Art
Spencer's rare work revealing little-known trip to Beijing to be exhibited in HK
Updated: 2011-03-30 19:03
By Lin Qi (China Daily)
Spencer (third from right) and other British delegates visited Qi Baishi during their staying in Beijing in this file photo.[Provided by Sotheby's Hong Kong to China Daily] |
Stanley Spencer's painting The Ming Tombs. [Provided by Sotheby's Hong Kong to China Daily] |
Sotheby’s Hong Kong will display a rare work by renowned British artist Stanley Spencer (1891-1959) that was painted in response to the emotional impact of the Royal Mausoleum of Ming in Beijing at the Hong Kong Convention and Exhibition Center from April 1-6, during the auction house’s spring sales.
The painting, Ming Tombs, estimated at HK$ 1-1.5 million, forms part of The Evill/Frost Collection, a magnificent collection of the 20th century British art ever come to the market.

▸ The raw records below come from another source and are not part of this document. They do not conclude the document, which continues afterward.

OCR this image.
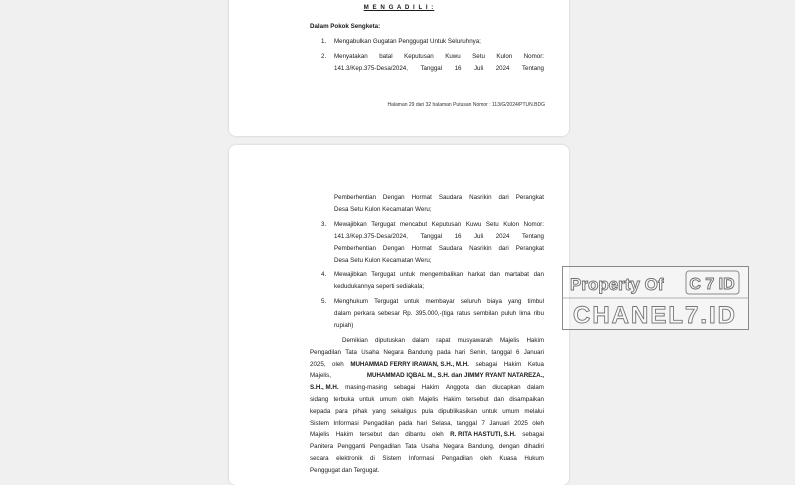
M E N G A D I L I :
Dalam Pokok Sengketa:
1. Mengabulkan Gugatan Penggugat Untuk Seluruhnya;
2. Menyatakan batal Keputusan Kuwu Setu Kulon Nomor:
141.3/Kep.375-Desa/2024, Tanggal 16 Juli 2024 Tentang
Halaman 29 dari 32 halaman Putusan Nomor : 113/G/2024/PTUN.BDG
Pemberhentian Dengan Hormat Saudara Nasrikin dari Perangkat
Desa Setu Kulon Kecamatan Weru;
3. Mewajibkan Tergugat mencabut Keputusan Kuwu Setu Kulon Nomor:
141.3/Kep.375-Desa/2024, Tanggal 16 Juli 2024 Tentang
Pemberhentian Dengan Hormat Saudara Nasrikin dari Perangkat
Desa Setu Kulon Kecamatan Weru;
4. Mewajibkan Tergugat untuk mengembalikan harkat dan martabat dan
kedudukannya seperti sediakala;
5. Menghukum Tergugat untuk membayar seluruh biaya yang timbul
dalam perkara sebesar Rp. 395.000,-(tiga ratus sembilan puluh lima ribu
rupiah)
Demikian diputuskan dalam rapat musyawarah Majelis Hakim
Pengadilan Tata Usaha Negara Bandung pada hari Senin, tanggal 6 Januari
2025, oleh MUHAMMAD FERRY IRAWAN, S.H., M.H. sebagai Hakim Ketua
Majelis,	MUHAMMAD IQBAL M., S.H. dan JIMMY RYANT NATAREZA.,
S.H., M.H. masing-masing sebagai Hakim Anggota dan diucapkan dalam
sidang terbuka untuk umum oleh Majelis Hakim tersebut dan disampaikan
kepada para pihak yang sekaligus pula dipublikasikan untuk umum melalui
Sistem Informasi Pengadilan pada hari Selasa, tanggal 7 Januari 2025 oleh
Majelis Hakim tersebut dan dibantu oleh R. RITA HASTUTI, S.H. sebagai
Panitera Pengganti Pengadilan Tata Usaha Negara Bandung, dengan dihadiri
secara elektronik di Sistem Informasi Pengadilan oleh Kuasa Hukum
Penggugat dan Tergugat.
Property Of C 7 ID
CHANEL7.ID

It sheds enthralling lights on a little-known trip to China by a British cultural delegation in 1954, 18 years before the momentous visit by Richard Nixon and his entourage. The delegation set off for Beijing upon Premier Zhou Enlai’s invitation to come and see the New China.
“The picture was painted by Spencer during this visit. For an artist who had spent most of his life in the small British town of Cookham (Spencer’s birth place), coming to China must have been extraordinary at the time. Meanwhile, his painting symbolizes an incredibly early moment in the New China’s relationship with the West,” Patti Wong, chairperson of Sotheby’s Asia, says.
British writer Patrick Wright uncovers the interesting stories of Spencer and other three delegates that made this journey in his book Passport to Peking: A Very British Mission to Mao’s China, published in October, 2010 by Oxford University Press.
The book says that Spencer was welcomed by his Chinese hosts, who came to regard him as an English equivalent of Qi Baishi, the Chinese painting maestro.
“The comparison no doubt pleased Spencer, who had visited the Chinese master and had come away full of admiration. So great, in fact, was Spencer’s admiration, that while the other delegates on the trip went out shopping for silk and other souvenirs, Spencer spent his Chinese money on three paintings by Qi Baishi and had them sent back to his home in Cookham.” (An excerption from the book)
The delegation spent much of the first week upon their arrival in Beijing sightseeing, the book says. One day they were driven to the valley of the Ming Tombs after visiting the Great Wall. Spencer later declared in his letters to friends that “the great thing of yesterday was the Ming Tombs,” and that he became “personally acquainted with that lovely double row of animals. Oh they are wonderful,” according to Wright’s book.
The trip also included a notorious visit to the residence of Zhou Enlai, who invited delegates to share their impressions of China and their views about how to build up a new Sino-UK cultural exchange.
“The ensuing silence was broken by Stanley Spencer, and there are various versions of what Spencer said. According to his brother, Spencer stepped in and responded warmly to Chou En-lai’s declaration that the Chinese were a ‘home-loving people’ by stating ‘So am I... it took China to get me away from Cookham’. And responding to Chou En-lai’s comment about ‘New China’ Spencer responded ‘Yes... we ought to know the New China better. And the New ‘China ought to know Cookham better. I feel at home in China because I feel that Cookham is somewhere near,’” the book says.
The painting and other works from the The Evill/Frost Collection will later on be exhibited in San Francisco, Chicago, New York City and the last leg, London, where they will go under the hammer on an evening sale by Sotheby’s London.